A good example of this is compact fluorescent bulbs. A few years ago, they were an esoteric blip, and now they’re sold at Walgreens pharmacies. Compact fluorescent bulbs outlast incandescent light bulbs by five to ten thousand hours, and use only a quarter of the energy. Though a CFL is more expensive on the shelf, its long-term price is significantly lower than an incandescent bulb’s because you don’t have to replace the former nearly as often. (More on this later).

Making your workspace greener may actually cut costs in the long run. Even better, it helps the planet, to boot.

If you’re remodeling your office, consider using eco-friendly carpeting. You may not have been aware that most carpet sold today is made of nylon or other synthetics – these synthetics are woven onto a backing that’s affixed to the floor of your business and contain toxic irritants.

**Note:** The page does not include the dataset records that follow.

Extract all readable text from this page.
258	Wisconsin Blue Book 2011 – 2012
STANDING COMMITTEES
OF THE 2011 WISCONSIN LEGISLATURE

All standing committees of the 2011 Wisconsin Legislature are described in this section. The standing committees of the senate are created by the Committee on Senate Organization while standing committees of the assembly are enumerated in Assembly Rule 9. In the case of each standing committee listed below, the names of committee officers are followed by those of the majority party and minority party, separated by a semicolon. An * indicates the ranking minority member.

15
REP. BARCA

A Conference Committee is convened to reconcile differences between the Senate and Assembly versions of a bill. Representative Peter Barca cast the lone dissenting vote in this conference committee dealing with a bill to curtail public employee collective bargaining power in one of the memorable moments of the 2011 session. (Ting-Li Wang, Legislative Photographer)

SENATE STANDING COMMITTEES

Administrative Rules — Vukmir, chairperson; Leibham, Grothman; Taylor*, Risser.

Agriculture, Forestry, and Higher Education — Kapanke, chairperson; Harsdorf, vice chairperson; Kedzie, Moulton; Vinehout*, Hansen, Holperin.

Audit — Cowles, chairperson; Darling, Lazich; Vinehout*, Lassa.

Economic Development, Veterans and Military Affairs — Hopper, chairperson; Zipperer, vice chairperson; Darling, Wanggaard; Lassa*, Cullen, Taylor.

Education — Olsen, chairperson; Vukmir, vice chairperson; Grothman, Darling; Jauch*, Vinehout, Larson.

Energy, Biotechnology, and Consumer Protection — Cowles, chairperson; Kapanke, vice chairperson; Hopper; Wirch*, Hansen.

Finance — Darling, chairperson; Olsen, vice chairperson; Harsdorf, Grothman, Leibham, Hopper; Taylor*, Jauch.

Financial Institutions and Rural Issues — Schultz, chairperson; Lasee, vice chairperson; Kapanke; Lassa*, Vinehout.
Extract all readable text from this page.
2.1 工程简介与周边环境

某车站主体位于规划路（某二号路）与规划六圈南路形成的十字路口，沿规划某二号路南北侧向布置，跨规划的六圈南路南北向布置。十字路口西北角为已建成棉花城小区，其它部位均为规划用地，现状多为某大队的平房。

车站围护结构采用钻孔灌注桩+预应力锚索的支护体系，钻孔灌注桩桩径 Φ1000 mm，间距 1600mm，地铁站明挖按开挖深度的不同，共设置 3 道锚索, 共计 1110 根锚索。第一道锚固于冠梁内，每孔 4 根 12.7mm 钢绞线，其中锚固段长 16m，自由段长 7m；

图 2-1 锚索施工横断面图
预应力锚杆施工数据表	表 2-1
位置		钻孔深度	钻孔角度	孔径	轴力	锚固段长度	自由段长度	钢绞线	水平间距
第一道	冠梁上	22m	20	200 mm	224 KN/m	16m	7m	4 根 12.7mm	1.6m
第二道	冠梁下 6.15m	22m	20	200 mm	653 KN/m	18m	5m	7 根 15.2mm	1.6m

Indoor air pollution exists just as surely as the outdoor kind does.

When shopping for carpet, look for the Carpet and Rug Institute’s “Green Label” indicating that the tagged carpet has tested low for VOC (volatile organic compounds) and other toxin levels (among them formaldehyde). If you can, try to buy nonsynthetic carpeting. Interface Incorporated makes carpet tile out of rawhide, and might be worth a gander.

How Your Business can Make a Difference

Encourage the use of nontoxic substances: nontoxics won’t disrupt ecosystems to the extent that toxic chemicals will when they invariably leak from the places they are stored, like landfills. pittsburgh seo company

Use less paper and more e-mail and recycle whenever possible. According to the U.S. Department of Energy, recycling aluminum saves 11.5 billion kilowatt-hours of energy each year, and that, says the DoE, is enough energy “to light a city the size of Pittsburgh for six years.”

With gas prices rising steadily, it’s becoming more and more of a legitimate business concern to limit the usage of gasoline among coworkers and employees. It might be a fiscally responsible decision to create a carpool to increase company morale in the face of the impending petroleum crisis.

So, you don’t have to build a power plant or add biodiesel vehicles to your company motor pool in order to have a positive effect on the environment. It’s better to start small and work towards environmental responsibility that way.

Ask your coworkers or employees for suggestions as to how to diminish the carbon footprint of your business. Grassroots initiatives are the way to go with this kind of thing, because everyone’s contribution can make a difference to the way your business is run. So consider going green: it’s cost-effective, it’s appealing to the consumer, and most importantly, it’s the ethical thing to do.